He recalls the feel-good factor of the mid-1960s.
Adrian Edwards 2010-05-06
On his third album, the US soul singer Eli “Paperboy” Reed proves he isn’t just a high-octane performer strutting his stuff on the dance scene, but a songwriter with a genuine flair for pastiche. In this collection of songs, largely self-penned, he recalls the feel-good factor of the mid-1960s in sentiment and tone: you can almost smell the slicked-back hair of Eli and his accompanying male vocal group as they schmooze their way through the slow burning ballad Pick a Number, or let rip with a an exuberant rock‘n’roller like Tell Me What I Wanna Hear.
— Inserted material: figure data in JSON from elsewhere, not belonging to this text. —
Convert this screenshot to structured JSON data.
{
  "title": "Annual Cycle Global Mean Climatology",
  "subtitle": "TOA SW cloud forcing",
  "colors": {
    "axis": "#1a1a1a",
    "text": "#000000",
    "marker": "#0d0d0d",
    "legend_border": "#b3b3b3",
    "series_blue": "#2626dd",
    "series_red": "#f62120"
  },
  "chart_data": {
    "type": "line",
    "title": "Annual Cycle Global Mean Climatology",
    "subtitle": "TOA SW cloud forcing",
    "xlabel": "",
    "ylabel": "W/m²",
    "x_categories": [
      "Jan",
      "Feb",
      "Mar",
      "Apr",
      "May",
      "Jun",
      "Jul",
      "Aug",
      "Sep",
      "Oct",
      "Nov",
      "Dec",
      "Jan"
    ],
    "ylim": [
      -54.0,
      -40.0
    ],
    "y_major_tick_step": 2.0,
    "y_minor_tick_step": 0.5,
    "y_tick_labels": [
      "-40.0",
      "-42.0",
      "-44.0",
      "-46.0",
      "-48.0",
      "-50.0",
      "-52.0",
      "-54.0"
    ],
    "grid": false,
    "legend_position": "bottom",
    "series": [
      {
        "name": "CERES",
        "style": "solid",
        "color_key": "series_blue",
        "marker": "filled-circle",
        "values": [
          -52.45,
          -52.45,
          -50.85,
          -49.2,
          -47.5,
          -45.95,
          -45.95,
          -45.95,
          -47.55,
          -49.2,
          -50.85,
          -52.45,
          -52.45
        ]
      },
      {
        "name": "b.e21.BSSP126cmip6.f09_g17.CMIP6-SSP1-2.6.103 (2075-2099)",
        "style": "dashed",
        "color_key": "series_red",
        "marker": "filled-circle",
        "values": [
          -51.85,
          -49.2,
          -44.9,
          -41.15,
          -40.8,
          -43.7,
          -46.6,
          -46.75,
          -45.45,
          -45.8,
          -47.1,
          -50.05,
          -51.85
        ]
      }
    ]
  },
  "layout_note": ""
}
Sixties culture, from the performers themselves to the TV shows, plays fast and loose as reference points. There are echoes of a Quincy Jones TV theme in Young Girl, Eli’s raw vocal pyrotechnics in Just Like Me recall Wilson Pickett, and then he summons the sweeter sound of Sam Cooke on the title-track.
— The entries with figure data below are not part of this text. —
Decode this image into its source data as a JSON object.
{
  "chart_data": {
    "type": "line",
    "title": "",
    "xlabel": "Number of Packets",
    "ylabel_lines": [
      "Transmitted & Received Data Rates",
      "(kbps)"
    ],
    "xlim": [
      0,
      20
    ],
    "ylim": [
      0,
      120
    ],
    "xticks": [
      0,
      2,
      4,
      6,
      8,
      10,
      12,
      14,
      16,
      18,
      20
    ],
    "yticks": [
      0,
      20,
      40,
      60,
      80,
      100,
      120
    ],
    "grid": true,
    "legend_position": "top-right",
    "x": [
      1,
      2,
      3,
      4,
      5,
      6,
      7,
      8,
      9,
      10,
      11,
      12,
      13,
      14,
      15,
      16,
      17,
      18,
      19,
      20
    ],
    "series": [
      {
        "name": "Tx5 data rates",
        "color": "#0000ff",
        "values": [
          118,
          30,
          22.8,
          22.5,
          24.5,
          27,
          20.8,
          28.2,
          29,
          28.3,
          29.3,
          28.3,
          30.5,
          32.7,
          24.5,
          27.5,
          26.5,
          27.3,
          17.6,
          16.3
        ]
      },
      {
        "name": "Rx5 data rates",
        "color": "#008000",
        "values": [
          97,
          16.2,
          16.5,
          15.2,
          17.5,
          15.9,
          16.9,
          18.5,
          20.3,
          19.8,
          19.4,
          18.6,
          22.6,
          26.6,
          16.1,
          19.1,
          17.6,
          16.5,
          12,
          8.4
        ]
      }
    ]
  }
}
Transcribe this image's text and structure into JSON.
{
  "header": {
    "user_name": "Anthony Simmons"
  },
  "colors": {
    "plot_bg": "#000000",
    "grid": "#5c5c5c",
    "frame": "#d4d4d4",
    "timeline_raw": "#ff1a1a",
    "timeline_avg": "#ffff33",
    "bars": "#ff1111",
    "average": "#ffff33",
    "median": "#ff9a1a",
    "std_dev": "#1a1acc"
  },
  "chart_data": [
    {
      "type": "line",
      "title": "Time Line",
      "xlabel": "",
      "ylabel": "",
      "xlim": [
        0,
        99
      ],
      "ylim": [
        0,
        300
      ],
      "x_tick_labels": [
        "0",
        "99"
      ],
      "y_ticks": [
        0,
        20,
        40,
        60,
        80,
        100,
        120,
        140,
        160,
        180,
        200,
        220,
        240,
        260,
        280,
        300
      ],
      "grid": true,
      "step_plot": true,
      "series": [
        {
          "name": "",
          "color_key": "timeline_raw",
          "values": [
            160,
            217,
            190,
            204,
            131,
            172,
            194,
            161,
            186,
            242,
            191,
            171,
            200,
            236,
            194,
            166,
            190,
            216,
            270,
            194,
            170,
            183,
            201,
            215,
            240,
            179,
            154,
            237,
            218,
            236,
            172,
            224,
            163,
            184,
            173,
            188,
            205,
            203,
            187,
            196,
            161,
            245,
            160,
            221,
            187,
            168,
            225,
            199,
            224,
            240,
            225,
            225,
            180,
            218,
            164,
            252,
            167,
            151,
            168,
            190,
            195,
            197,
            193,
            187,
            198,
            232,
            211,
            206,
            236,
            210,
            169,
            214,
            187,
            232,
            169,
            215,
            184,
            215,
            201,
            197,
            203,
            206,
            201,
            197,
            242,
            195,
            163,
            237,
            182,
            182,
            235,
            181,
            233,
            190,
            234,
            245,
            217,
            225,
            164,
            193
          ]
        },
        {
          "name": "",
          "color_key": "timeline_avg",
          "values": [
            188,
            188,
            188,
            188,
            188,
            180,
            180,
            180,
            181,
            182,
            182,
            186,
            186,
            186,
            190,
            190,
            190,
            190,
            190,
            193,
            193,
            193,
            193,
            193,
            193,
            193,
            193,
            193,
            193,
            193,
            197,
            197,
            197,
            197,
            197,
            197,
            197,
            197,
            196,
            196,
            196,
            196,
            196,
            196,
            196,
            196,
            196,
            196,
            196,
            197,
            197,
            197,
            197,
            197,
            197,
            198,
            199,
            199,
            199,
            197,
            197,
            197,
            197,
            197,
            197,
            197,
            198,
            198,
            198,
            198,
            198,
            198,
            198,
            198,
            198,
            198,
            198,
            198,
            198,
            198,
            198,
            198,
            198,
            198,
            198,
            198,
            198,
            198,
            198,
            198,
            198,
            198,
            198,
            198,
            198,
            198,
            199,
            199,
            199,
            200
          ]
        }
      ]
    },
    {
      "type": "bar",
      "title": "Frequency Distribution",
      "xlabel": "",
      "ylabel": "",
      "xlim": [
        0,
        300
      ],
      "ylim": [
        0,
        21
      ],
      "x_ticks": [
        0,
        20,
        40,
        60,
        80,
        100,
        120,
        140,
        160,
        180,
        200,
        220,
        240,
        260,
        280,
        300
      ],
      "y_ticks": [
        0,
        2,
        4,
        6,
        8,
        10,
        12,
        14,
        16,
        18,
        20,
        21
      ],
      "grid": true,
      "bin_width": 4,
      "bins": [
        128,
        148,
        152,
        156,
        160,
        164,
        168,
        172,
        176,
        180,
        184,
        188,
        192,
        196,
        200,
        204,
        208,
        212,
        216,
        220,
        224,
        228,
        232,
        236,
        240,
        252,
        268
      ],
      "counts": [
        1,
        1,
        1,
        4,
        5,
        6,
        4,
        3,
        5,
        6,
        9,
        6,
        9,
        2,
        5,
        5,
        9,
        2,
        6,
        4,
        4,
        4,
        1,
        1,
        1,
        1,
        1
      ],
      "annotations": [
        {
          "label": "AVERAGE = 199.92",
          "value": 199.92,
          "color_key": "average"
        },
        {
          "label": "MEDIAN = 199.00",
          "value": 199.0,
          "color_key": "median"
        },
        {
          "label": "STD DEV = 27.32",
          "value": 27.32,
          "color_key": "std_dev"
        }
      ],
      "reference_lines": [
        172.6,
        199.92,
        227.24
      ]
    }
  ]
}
Eli’s irrepressible personality shines through this varied and very appealing collection of songs, and tunes abound. Two country style songs, Time Will Tell and You Can Run On, offer contrasting approaches to the genre whilst Explosion, the album’s firecracker finale, brings to mind a review of his stage show in The New York Times: “a raucous, riveting, live act”. Eli’s trademark howl and falsetto are much in evidence, but the voice also has an endearing creamy tone which shows to advantage in songs like Pick Your Battles.
Throughout, Eli is backed to the hilt by a dynamic red-hot band of trumpets, horns and saxophones, each oozing personality. Producer Mike Elizondo ensures that whether the mood is Latin, big band or disco, this ensemble delivers a high class performance.